Totale Verfügbarkeit und totale Vereinzelung sind auch Themen, die Caroline Busta in ihrem Beitrag aufgreift. Sie prüft, wie sich die Verlagerung von Vorstellungen „alternativer“ Kultur, die in den 90er Jahren herrschten, zur neuen Offenheit gegenüber massenkulturellen Codes in jüngsten Formationen der Subjektivität von Künstlerinnen niederschlägt. Was aber geschieht, wenn nicht der Mainstream, sondern die Stile subkultureller Formationen zum Substrat für künstlerische Praktiken werden? Wenn Werke zur Repräsentation einer Szene-Ästhetik gerinnen, der die Künstler/innen teils selbst nahestehen? Philipp Ekardt beleuchtet Beispiele von Wu Tsang bis Mark Leckey und findet einen neuen Geschmack für das Generische, der mit der fortlebenden Sehnsucht nach der Bohème koexistiert.

Auch zwischenmenschliche Beziehungen, so könnte man annehmen, werden in Zeiten absoluter Vernetzung nicht unkomplizierter. Der systemische Rand rückt näher; doch zum Glück, versichert uns der in Berlin lebende Künstler Daniel Keller (Mitglied des ehemaligen Kollektivs AIDS-3D), sind wir in dieser Situation nicht gänzlich auf uns allein gestellt. Um TzK-Leser/innen wohlbehalten durch das unerforschte Neuland zu geleiten, präsentiert er, begleitet von einem Glossar von Ella Plevin, seine „Hottest NEW ALT Marriage Stacks Solutions“.
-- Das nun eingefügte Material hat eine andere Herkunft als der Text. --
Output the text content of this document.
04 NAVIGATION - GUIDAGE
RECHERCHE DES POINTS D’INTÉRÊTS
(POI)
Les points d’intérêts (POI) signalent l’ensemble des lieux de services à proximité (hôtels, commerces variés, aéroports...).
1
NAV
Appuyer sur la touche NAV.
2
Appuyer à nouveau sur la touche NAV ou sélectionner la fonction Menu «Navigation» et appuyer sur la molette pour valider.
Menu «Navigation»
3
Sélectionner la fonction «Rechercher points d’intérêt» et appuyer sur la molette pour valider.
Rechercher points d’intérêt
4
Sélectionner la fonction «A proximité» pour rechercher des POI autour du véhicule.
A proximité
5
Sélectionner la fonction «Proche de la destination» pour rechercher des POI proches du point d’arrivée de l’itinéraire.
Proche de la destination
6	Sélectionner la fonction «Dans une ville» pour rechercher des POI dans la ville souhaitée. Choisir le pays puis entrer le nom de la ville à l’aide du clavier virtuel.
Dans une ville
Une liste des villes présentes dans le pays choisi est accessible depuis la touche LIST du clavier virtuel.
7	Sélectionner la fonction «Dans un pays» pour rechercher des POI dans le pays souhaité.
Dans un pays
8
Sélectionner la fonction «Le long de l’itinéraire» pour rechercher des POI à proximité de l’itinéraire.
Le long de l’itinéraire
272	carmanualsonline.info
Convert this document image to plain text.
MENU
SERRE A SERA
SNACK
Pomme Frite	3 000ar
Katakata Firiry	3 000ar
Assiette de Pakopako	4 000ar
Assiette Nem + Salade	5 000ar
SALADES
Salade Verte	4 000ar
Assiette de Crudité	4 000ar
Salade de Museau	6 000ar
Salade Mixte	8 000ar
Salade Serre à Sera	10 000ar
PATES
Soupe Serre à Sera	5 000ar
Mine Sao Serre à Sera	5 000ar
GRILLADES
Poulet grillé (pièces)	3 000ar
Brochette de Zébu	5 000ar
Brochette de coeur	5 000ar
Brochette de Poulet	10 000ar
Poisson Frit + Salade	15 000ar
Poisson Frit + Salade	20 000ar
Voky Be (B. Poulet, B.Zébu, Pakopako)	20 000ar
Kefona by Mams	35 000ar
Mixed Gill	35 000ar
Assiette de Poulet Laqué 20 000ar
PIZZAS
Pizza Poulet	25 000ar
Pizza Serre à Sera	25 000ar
Zu guter Letzt beinhaltet die Ausgabe einen neuen Text des kanadischen Schriftstellers und Künstlers Douglas Coupland. Seit Coupland – beginnend mit dem nihilistischen Popklassiker „Generation X. Geschichten für eine immer schneller werdende Kultur“ (1991) – das erste Vokabular zur Verfügung stellte, um die Jahrtausendwende zu beschreiben, hat er immer wieder treffsicher kommende Entwicklungen prognostiziert. Sein Essay führt uns erneut die Utopien vergangener Zeiten vor Augen und betrachtet die Slacker-Bohème der 90er durch die satirische Linse der hyperverlinkten Gegenwart.